Masaya doğru gelen bir adam gördüm. Simsiyah giyinmişti o da. Aytekin'e benzettim biran.
"Beyefendi, ben hanımefendiye sordum. Sizlik bir durum söz konusu değil!" Adamın sesi gayet sakin ve nazik çıkarken dağ ayısı Aytekin sert konuşuyordu.
"Buna engel değil! Asıl engel sizsiniz!" Dedi. Aytekin alnını ovuşturarak nefes alıp verdi. Teoman ve çakır devreye girdiğinde ben öylece izliyordum.
"Lan sana kibarca siktir git diyoruz! Neyini anlamıyorsun?!" Demişti Teoman. Adam gülmüştü. Ben ve mehru gülme krizine giriyorduk. Karnıma yavaş yavaş kramplar giriyordu gülmekten. Nefes nefese gülerken, neden güldüğümü bile bilmiyordum.
"Gitmiyorum lan! Zorla mı!" Demişti.
"Kız şuna bak! Erkeklik taslıyor!" Diyerek gülmüştü mehru. Bende beraberinde gülmeye başlamışken, az önce sahnede rezil ettiğim kız ve barberinde gelen birkaç kız önümüzde durmuştu. Baştan aşağı bulanık gözlerle onlara bakarken,
"Ne bileyim kız!" Dedim. Birden ayağa kalktığımda benden kısa kalan kıza diklendim birden.

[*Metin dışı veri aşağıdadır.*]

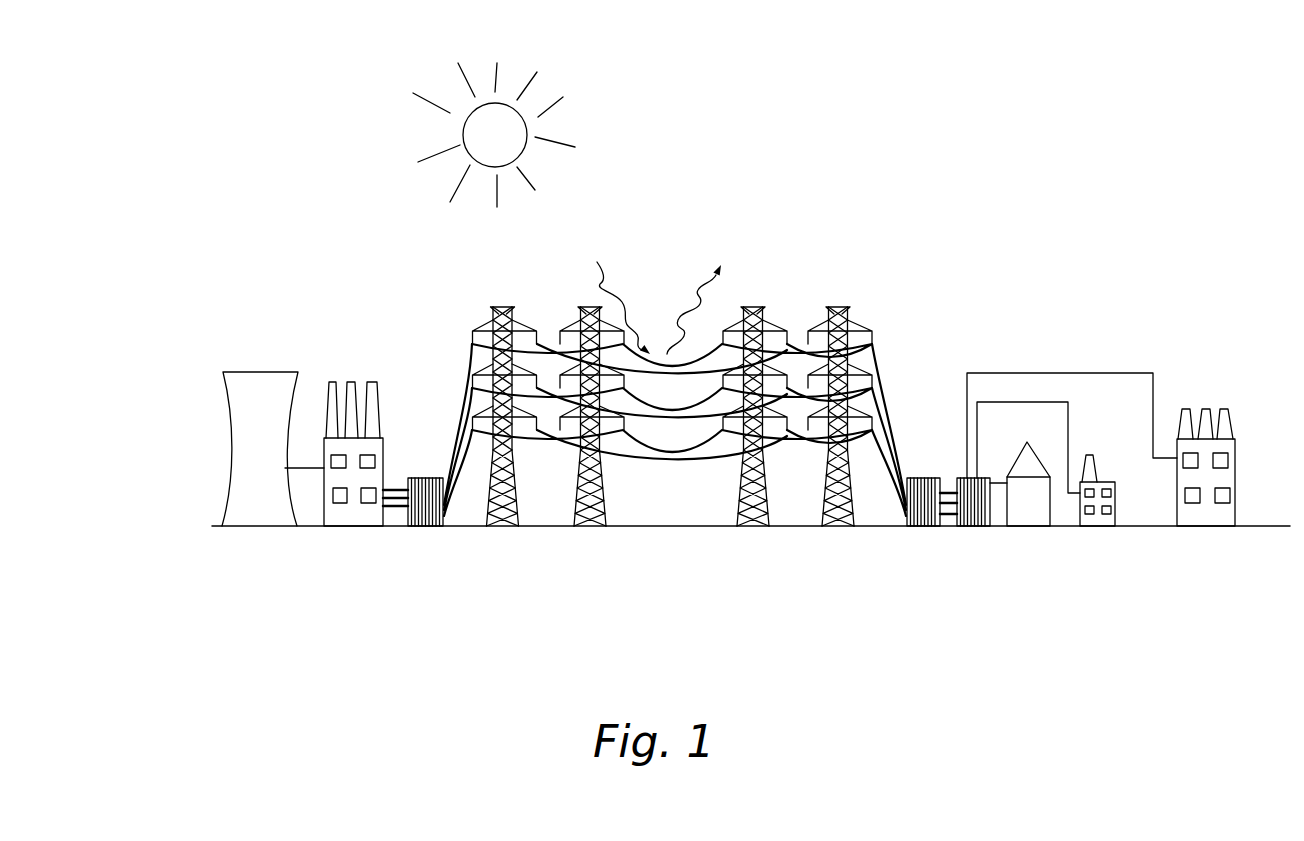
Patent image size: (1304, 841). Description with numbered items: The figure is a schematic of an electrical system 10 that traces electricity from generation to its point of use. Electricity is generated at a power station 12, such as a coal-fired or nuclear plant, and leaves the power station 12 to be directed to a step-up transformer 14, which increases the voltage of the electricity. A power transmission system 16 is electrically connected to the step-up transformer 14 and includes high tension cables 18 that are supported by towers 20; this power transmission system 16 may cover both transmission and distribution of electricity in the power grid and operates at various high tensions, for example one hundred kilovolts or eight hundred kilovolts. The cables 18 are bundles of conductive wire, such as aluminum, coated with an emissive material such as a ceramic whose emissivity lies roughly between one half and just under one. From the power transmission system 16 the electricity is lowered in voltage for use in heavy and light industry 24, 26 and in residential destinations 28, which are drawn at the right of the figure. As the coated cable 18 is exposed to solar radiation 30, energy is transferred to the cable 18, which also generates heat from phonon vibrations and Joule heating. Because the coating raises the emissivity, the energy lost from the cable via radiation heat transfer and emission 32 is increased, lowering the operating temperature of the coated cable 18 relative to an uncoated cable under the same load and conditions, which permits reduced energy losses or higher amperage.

The electrical system 10 is at (890, 133).
The power station 12 is at (307, 340).
The step-up transformer 14 is at (418, 526).
The power transmission system 16 is at (687, 208).
The high tension cables 18 is at (652, 460).
The towers 20 is at (740, 495).
The heavy industry 24 is at (1202, 517).
The light industry 26 is at (1098, 527).
The residential destinations 28 is at (1027, 518).
The solar radiation 30 is at (598, 283).
The radiation heat transfer and emission 32 is at (700, 300).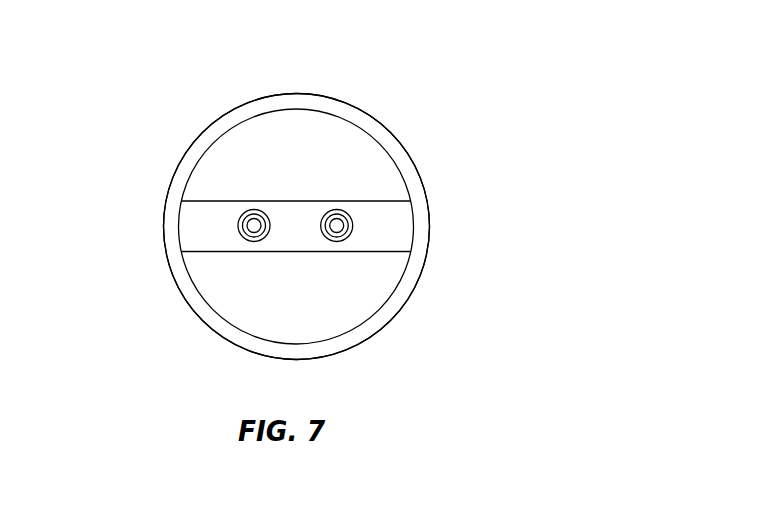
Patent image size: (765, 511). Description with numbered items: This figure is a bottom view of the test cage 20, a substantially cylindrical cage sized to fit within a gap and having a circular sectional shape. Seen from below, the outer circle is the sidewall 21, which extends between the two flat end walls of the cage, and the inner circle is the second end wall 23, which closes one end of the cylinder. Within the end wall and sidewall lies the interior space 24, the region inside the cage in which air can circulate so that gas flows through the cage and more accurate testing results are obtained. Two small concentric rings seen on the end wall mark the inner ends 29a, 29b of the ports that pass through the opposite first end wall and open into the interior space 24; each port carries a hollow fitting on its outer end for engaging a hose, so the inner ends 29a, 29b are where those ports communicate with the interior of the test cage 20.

The test cage 20 is at (175, 112).
The sidewall 21 is at (347, 338).
The second end wall 23 is at (367, 123).
The interior space 24 is at (305, 165).
The inner end 29a is at (239, 232).
The inner end 29b is at (350, 220).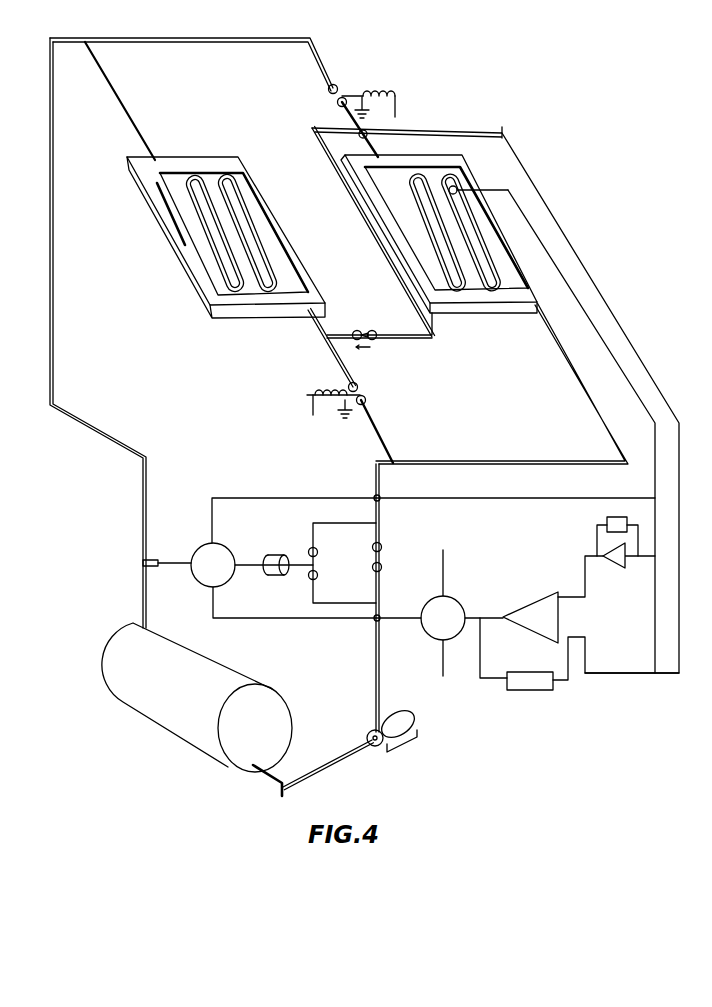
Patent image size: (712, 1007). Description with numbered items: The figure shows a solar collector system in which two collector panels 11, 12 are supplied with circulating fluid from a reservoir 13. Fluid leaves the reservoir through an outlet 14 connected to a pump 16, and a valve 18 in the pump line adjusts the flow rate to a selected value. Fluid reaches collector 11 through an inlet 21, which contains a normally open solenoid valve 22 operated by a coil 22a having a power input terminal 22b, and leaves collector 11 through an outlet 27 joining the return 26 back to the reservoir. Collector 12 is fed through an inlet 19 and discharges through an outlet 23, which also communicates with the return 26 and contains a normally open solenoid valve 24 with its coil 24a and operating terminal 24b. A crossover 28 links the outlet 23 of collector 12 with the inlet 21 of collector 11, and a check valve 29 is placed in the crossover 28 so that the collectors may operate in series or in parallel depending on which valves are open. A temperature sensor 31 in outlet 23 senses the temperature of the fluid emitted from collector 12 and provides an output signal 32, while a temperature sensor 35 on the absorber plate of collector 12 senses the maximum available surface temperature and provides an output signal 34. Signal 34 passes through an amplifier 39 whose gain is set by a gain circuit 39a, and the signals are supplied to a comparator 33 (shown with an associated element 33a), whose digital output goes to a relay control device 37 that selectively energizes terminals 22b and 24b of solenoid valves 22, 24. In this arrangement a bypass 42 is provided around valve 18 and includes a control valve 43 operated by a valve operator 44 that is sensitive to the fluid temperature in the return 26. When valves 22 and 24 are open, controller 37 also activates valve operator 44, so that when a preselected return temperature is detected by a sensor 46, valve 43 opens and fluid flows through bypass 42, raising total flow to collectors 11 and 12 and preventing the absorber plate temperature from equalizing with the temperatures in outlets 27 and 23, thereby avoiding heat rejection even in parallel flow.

The collector panel 11 is at (160, 173).
The collector panel 12 is at (470, 288).
The reservoir 13 is at (197, 697).
The outlet 14 is at (357, 757).
The pump 16 is at (412, 744).
The valve 18 is at (413, 545).
The inlet 19 is at (570, 377).
The inlet 21 is at (320, 330).
The solenoid valve 22 is at (355, 388).
The coil 22a is at (327, 389).
The power input terminal 22b is at (313, 415).
The outlet 23 is at (370, 133).
The solenoid valve 24 is at (329, 87).
The coil 24a is at (393, 74).
The operating terminal 24b is at (395, 117).
The return 26 is at (268, 38).
The outlet 27 is at (110, 83).
The crossover 28 is at (299, 172).
The check valve 29 is at (372, 306).
The temperature sensor 31 is at (405, 136).
The output signal 32 is at (549, 208).
The comparator 33 is at (535, 615).
The resistor 33a is at (522, 680).
The output signal 34 is at (597, 340).
The temperature sensor 35 is at (478, 176).
The relay control device 37 is at (462, 613).
The amplifier 39 is at (628, 556).
The gain circuit 39a is at (607, 522).
The bypass 42 is at (318, 512).
The control valve 43 is at (310, 568).
The valve operator 44 is at (423, 558).
The sensor 46 is at (143, 562).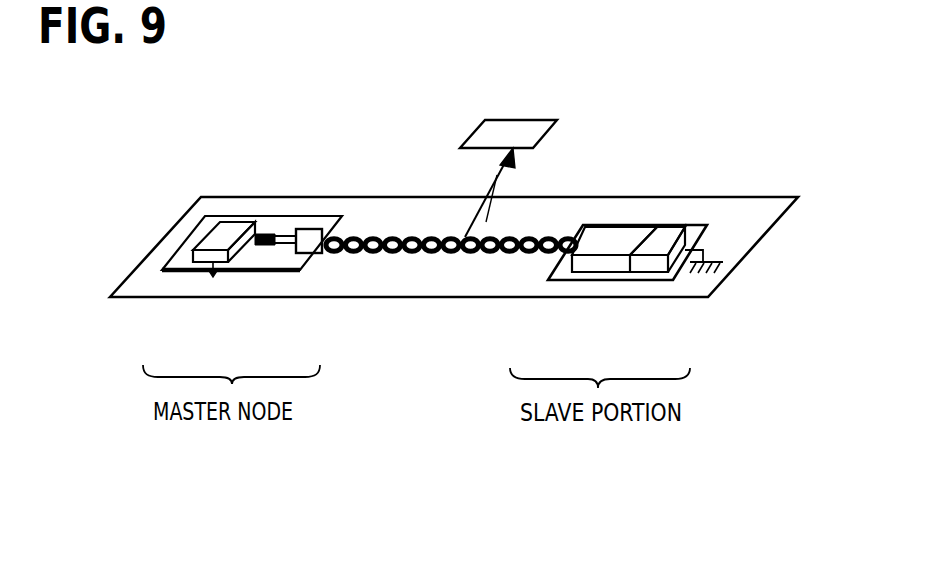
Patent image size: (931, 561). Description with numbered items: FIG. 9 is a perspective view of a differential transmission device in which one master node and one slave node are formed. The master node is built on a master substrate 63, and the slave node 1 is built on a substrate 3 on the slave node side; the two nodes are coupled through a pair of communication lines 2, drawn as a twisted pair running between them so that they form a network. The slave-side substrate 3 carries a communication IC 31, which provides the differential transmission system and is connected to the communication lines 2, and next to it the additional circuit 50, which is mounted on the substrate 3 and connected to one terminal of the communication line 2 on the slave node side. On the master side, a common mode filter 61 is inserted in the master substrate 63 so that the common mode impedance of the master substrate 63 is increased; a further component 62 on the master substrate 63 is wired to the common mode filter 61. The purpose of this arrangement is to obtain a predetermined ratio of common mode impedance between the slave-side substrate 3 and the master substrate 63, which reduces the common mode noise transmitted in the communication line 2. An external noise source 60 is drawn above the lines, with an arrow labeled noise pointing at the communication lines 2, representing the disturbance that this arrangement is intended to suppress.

The slave node 1 is at (698, 208).
The communication lines 2 is at (370, 252).
The substrate 3 is at (618, 282).
The communication IC 31 is at (605, 238).
The additional circuit 50 is at (658, 243).
The noise source 60 is at (511, 133).
The common mode filter 61 is at (313, 238).
The master microcomputer 62 is at (222, 240).
The master substrate 63 is at (252, 272).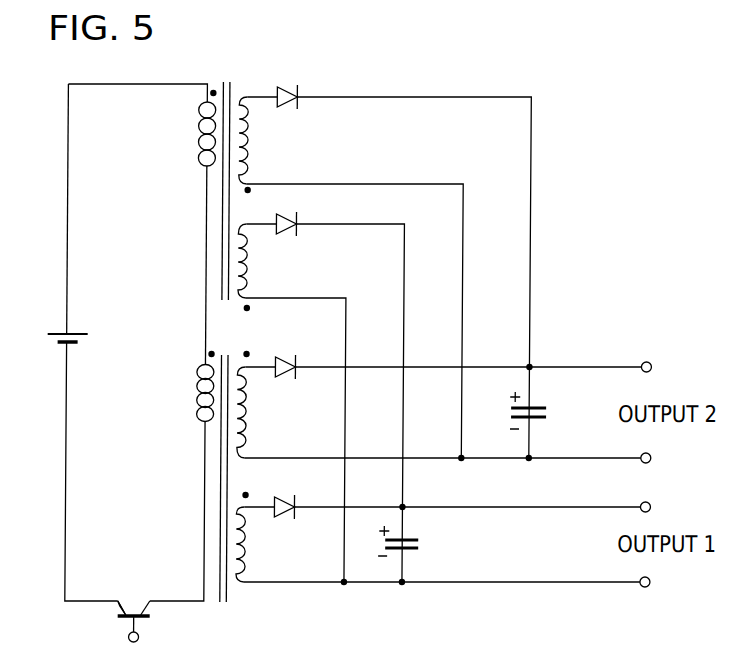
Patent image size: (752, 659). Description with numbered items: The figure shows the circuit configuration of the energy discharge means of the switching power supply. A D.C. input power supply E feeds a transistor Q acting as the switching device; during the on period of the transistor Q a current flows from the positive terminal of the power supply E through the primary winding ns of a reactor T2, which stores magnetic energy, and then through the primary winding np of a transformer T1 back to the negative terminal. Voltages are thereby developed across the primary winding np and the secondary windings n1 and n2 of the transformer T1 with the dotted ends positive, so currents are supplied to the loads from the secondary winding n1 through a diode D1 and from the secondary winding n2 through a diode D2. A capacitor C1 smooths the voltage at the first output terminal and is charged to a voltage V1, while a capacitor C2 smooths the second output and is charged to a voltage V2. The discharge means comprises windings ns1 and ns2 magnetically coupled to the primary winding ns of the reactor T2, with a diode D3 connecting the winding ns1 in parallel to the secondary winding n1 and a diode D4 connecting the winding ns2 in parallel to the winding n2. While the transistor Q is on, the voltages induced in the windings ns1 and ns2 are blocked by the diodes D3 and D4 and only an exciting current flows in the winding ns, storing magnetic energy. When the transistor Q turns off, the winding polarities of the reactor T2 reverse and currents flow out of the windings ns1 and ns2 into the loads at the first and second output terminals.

The D.C. input power supply E is at (47, 337).
The transistor Q is at (138, 599).
The transformer T1 is at (222, 609).
The reactor T2 is at (228, 79).
The primary winding of the reactor ns is at (200, 140).
The primary winding of the transformer np is at (195, 401).
The winding ns1 is at (256, 275).
The winding ns2 is at (256, 153).
The secondary winding n1 is at (255, 558).
The secondary winding n2 is at (256, 431).
The diode D1 is at (286, 512).
The diode D2 is at (283, 374).
The diode D3 is at (288, 231).
The diode D4 is at (288, 104).
The capacitor C1 is at (423, 545).
The capacitor C2 is at (549, 414).
The voltage V1 is at (369, 539).
The voltage V2 is at (496, 410).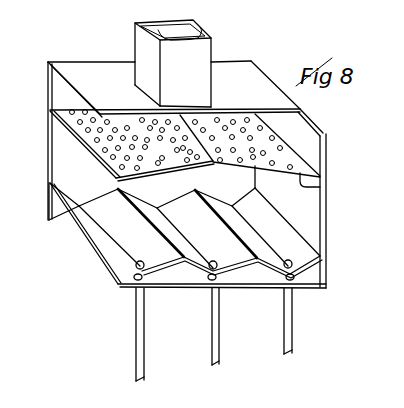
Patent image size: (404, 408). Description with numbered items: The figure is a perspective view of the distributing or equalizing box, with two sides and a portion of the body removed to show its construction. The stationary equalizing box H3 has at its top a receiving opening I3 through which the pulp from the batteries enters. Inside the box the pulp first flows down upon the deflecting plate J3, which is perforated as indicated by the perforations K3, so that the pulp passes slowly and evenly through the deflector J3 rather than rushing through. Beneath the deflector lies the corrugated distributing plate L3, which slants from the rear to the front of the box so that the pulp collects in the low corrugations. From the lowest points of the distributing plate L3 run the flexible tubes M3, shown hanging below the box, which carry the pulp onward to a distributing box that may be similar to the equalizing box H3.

The receiving opening I3 is at (205, 35).
The perforations K3 is at (275, 137).
The stationary equalizing box H3 is at (326, 168).
The deflecting plate J3 is at (360, 174).
The corrugated distributing plate L3 is at (92, 248).
The flexible tubes M3 is at (212, 343).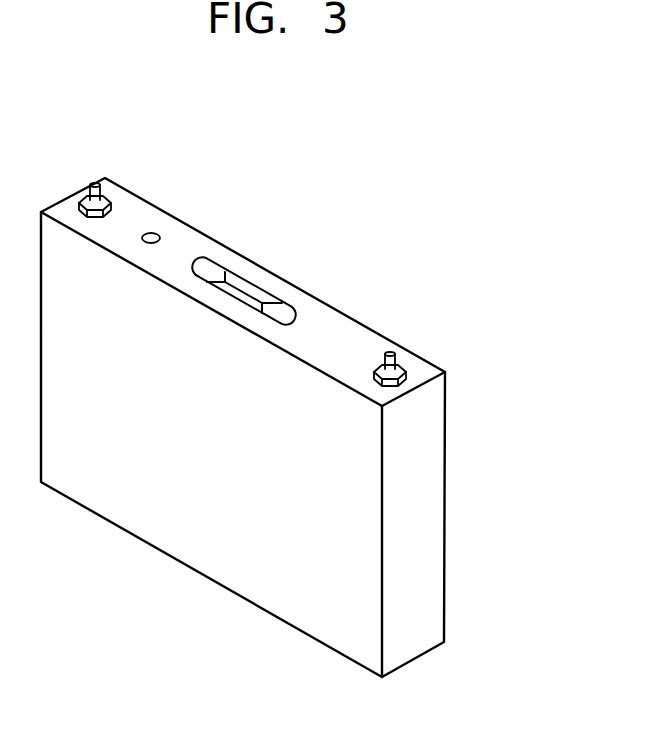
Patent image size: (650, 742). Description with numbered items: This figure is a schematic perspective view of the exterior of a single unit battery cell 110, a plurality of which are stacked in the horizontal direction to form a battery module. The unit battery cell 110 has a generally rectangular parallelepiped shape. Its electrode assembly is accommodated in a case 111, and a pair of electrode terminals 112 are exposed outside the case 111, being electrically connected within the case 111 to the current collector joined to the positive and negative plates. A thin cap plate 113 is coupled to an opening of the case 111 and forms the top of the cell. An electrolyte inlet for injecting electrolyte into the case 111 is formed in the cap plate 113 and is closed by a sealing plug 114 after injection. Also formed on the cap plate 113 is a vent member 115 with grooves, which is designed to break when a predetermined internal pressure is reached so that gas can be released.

The unit battery cell 110 is at (454, 336).
The case 111 is at (205, 555).
The electrode terminals 112 is at (95, 182).
The cap plate 113 is at (325, 322).
The sealing plug 114 is at (155, 232).
The vent member 115 is at (247, 292).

"Tanışalım o zaman!" Demişti. Tam o esnada arkada çıkan çığlıklara kaydı gözlerim. Yerde öldüresiye adam Aytekin'di. Teoman ise ayırmak yerine ayırmaya çalışanı engelliyordu. Çakır ve şahin zevkle izlerken, yanağımda hissettiğim acıyla başım öbür yana çevrildi. Mehru ve Kübra'nın yamacımda bağırarak bana tokat atan kıza girişmesini duydum. Kızın çetesi de giriştiği sırada kavgaya, mehru ve Kübra'nın elinden kurtulan kızın önüme geldiğini gördüm. Saçlarından tuttuğum gibi çekiştirmeye başladım. Kalabalıktan çıkan yüksek sesler kulağımda yankılandı.
"Seni varya!" Diye bir ses duydum derinlerden. Mehru'nun sesiydi. Kızın saçını çekince attığı çığlık koca salonu doldururken, çakır'ın kavgayı ayırmaya geldiğini gördüm. Belimden tutan kızın beni alaşağı etmeye çalıştığını farkettim ama başaramadı. Cılız ve zayıf birşeydi zaten. Şahin kavgaya karışıp kızı benden kurtarmaya çalışan zerda'yı çekiştiriyordu. Ama nafileydi. Beni ayırmaya gelen biri yoktu.
Teoman kulağımın dibinde yapma etme diye bağırırken, dinlemedim. Ayağım kaydığı sırada masaya çarptım. Çarptığım masada ki birkaç tabak bardak yere düşmüştü. Arkama sürekli bakıp dururken, hâlâ yerde adama yumruklar atıp duran Aytekin'deydi gözüm. Sert yumruklar adamın yüzünü kan revan içinde bırakmışken, vazgeçemiyordu. Beni tutan kız ise canımı artık fazlasıyla sıkmıştı. Arkadan gelen ve elinde şişe olan kız önümde kim kıza sert bir şekilde vurmuştu. Önümde duran kız yere sert bir şekilde yığılmış kalmıştı.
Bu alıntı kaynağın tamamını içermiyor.